Dunkin' est une machine à cash déguisée en beignet : derrière le café à 2 dollars et les donuts colorés se cache l'un des systèmes de franchise les plus redoutables, et les plus opaques, de la planète.

By · datastats · Mis à jour 4 juin 2026
Dunkin'
Bull-Doser · Public domain

Dunkin’ : bien plus qu’une histoire de beignets

Fondée en 1950 à Quincy, Massachusetts, par William Rosenberg, Dunkin’ (anciennement Dunkin’ Donuts) est aujourd’hui l’une des chaînes de restauration rapide les plus implantées au monde, avec plus de 12 500 points de vente dans une quarantaine de pays. La marque appartient depuis 2020 au groupe Inspire Brands, un holding privé américain qui possède aussi Arby’s, Buffalo Wild Wings ou encore Sonic. Pas exactement le genre de propriétaire qui fait la une des magazines culinaires.

En France, Dunkin’ reste une présence discrète mais en développement, notamment à Paris et dans les grandes villes, là où le café à emporter et la culture du snacking américain trouvent leur public. La marque a rebaptisé ses enseignes simplement “Dunkin’” en 2019, abandonnant officiellement le mot “Donuts” pour signaler un pivot stratégique vers le café, sa vraie vache à lait.
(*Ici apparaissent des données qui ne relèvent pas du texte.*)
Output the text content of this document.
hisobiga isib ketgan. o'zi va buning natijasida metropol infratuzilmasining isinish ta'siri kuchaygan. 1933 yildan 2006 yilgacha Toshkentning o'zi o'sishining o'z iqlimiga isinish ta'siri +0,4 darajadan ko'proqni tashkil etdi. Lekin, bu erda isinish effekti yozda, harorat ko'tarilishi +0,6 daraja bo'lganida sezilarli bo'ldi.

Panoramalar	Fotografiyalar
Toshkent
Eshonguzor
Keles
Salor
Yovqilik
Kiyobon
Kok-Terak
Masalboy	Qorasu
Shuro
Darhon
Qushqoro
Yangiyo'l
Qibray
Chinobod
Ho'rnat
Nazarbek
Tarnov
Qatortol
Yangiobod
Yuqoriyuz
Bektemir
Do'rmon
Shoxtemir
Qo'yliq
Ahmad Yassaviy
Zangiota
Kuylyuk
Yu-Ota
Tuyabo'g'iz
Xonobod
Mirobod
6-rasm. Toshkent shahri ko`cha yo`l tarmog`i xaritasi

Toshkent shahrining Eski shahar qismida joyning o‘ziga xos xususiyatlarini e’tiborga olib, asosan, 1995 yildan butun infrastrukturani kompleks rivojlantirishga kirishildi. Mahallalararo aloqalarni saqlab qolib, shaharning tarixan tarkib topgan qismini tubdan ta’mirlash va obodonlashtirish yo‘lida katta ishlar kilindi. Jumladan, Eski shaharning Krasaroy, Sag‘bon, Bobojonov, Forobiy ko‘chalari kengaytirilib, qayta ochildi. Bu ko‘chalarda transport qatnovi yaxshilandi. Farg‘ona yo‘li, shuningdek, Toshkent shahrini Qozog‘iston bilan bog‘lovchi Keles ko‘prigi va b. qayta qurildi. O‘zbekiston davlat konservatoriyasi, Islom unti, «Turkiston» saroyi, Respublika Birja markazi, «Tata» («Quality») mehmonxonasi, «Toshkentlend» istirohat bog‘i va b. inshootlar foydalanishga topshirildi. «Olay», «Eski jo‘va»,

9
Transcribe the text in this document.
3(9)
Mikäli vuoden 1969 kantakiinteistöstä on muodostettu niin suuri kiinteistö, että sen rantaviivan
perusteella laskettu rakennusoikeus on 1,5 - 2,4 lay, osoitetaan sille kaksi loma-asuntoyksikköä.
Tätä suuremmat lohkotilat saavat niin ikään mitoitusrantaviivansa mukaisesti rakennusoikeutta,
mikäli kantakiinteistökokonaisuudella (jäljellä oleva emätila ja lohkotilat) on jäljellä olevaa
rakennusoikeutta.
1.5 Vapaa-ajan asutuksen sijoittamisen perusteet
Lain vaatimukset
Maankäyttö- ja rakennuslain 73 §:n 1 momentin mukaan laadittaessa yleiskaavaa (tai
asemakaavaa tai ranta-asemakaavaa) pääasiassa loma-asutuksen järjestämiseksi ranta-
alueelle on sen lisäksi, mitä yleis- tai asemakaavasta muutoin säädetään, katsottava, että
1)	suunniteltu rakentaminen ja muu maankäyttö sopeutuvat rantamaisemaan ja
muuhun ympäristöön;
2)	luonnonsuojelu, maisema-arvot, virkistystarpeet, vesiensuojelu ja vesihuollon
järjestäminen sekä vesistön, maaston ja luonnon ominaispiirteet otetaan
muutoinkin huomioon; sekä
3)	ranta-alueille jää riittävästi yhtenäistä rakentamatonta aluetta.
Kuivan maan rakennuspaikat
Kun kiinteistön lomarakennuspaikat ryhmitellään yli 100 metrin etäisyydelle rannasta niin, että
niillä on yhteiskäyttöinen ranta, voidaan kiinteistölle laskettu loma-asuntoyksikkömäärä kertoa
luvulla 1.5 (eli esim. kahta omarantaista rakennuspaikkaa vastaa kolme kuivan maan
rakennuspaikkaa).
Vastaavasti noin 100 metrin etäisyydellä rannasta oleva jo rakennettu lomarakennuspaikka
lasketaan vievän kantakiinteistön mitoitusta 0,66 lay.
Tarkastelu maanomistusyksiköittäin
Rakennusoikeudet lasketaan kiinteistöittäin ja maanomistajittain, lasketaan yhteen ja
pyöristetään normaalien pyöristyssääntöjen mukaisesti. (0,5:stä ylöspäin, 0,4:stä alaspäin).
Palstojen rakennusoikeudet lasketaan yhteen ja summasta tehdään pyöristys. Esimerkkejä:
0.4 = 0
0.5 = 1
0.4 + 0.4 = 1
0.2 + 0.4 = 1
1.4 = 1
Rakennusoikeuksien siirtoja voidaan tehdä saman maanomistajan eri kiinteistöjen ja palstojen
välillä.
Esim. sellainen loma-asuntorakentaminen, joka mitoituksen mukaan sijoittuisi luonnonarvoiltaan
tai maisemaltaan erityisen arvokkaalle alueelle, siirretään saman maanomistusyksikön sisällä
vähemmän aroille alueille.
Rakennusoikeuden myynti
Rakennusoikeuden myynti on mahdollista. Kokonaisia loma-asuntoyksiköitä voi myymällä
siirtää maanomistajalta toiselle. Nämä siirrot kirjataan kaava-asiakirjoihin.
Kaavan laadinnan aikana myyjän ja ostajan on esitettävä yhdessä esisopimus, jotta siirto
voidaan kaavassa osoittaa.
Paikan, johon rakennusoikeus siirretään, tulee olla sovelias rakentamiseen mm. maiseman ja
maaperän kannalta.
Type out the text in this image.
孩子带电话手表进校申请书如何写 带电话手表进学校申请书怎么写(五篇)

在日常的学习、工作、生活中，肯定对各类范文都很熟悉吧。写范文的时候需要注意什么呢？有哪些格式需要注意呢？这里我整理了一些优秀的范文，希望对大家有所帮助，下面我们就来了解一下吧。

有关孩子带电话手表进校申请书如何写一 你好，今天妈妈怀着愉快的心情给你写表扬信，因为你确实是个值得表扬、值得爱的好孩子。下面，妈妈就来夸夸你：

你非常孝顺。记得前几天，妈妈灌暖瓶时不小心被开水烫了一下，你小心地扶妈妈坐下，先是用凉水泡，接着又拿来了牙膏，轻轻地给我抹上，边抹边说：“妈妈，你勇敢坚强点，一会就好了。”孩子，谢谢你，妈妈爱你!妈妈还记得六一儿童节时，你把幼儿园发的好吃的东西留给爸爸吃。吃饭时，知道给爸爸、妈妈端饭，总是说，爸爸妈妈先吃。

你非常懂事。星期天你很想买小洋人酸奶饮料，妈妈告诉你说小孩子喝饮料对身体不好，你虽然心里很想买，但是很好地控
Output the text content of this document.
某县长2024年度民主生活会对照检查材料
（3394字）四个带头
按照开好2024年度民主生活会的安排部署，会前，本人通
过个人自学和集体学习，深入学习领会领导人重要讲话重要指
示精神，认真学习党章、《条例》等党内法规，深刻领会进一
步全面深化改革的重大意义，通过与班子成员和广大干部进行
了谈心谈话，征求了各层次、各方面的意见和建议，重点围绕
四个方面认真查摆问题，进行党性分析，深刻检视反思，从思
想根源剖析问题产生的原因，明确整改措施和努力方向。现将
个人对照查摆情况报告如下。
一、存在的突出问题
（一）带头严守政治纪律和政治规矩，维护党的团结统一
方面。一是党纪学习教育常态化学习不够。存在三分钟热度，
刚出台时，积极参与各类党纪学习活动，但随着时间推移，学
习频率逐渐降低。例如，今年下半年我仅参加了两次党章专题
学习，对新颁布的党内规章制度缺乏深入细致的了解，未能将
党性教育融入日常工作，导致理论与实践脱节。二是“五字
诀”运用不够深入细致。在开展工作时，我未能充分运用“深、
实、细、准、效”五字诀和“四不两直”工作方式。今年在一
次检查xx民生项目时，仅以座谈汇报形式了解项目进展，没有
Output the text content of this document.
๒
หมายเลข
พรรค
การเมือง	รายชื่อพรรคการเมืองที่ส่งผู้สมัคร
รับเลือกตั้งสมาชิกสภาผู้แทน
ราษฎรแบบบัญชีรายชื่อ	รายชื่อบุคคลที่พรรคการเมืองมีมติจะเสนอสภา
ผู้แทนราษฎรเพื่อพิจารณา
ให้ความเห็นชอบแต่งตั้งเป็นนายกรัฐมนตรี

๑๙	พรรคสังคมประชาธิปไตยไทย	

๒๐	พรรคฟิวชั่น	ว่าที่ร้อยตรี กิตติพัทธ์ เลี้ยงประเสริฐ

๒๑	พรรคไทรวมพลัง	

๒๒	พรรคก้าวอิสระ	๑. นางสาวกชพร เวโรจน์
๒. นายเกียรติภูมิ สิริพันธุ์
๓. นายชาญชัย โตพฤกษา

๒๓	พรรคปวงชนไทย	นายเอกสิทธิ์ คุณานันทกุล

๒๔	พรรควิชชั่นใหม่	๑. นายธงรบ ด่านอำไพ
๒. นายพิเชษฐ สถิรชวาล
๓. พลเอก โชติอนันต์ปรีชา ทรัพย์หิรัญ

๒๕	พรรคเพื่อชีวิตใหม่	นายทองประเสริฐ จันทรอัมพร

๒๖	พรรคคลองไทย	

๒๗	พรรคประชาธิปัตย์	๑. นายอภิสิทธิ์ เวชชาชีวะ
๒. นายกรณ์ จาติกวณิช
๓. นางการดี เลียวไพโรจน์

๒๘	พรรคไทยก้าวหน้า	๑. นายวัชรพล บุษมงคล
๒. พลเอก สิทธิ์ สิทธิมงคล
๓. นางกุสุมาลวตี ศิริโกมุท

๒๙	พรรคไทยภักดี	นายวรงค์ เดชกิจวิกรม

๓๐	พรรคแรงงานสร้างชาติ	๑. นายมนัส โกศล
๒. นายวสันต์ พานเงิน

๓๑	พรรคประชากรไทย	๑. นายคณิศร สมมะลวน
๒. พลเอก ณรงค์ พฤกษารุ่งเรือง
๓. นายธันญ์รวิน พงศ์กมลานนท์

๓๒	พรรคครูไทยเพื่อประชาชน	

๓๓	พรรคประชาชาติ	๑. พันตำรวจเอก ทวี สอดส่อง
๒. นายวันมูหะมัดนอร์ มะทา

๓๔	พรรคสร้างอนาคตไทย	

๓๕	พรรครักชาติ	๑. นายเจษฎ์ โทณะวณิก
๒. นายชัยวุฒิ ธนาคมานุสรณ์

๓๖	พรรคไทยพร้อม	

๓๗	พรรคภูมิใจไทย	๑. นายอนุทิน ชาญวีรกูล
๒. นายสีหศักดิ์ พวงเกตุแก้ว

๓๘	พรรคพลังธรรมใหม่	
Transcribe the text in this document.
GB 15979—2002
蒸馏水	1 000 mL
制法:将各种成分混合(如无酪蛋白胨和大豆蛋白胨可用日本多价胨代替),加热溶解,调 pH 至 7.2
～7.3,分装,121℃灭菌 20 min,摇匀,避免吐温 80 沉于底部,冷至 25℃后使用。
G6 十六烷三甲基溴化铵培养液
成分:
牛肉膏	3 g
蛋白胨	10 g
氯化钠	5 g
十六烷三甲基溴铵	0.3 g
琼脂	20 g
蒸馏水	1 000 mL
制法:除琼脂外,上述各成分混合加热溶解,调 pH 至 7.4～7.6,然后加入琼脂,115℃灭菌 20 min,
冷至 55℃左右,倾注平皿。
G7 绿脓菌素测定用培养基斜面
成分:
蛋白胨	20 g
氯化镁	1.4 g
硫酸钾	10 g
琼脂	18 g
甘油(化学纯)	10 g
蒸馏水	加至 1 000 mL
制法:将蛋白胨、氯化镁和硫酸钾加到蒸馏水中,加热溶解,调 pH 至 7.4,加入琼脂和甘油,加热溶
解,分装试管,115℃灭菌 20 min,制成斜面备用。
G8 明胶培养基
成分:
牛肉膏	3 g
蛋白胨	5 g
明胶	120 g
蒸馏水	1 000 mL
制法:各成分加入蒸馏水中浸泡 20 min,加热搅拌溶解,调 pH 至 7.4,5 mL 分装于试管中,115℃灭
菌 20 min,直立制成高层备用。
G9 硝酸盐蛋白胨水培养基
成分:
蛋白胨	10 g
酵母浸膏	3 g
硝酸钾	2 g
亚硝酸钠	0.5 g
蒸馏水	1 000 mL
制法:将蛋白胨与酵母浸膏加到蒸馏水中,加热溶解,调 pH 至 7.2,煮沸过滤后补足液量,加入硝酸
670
Ce qui pousse les internautes à chercher Dunkin’, c’est autant la curiosité culturelle (le trou du donut, l’origine du nom) que des questions très concrètes sur l’argent : prix d’une franchise, rentabilité, horaires. La marque entretient savamment un flou sur ses chiffres financiers réels, ce qui explique pourquoi Google devient l’unique source d’information honnête pour les candidats franchisés.

À retenir : Dunkin’ est avant tout un modèle de franchise pur jus, la marque ne possède quasiment aucun restaurant en propre. Tout repose sur les franchisés, qui paient, investissent, et assument les risques. Le groupe, lui, encaisse les redevances.

Questions fréquentes

La raison la plus documentée est pratique : le trou permet une cuisson uniforme de la pâte, évitant un centre cru pendant que les bords brûlent. Une autre version, popularisée par le marin américain Hanson Gregory qui revendiquait l'invention en 1847, est qu'il avait embroché son beignet sur la roue de son navire pour avoir les mains libres, charmant, mais probablement apocryphe. Le trou a aussi l'avantage d'économiser de la pâte et donc de réduire les coûts : une donnée que les industriels du beignet apprécient depuis toujours.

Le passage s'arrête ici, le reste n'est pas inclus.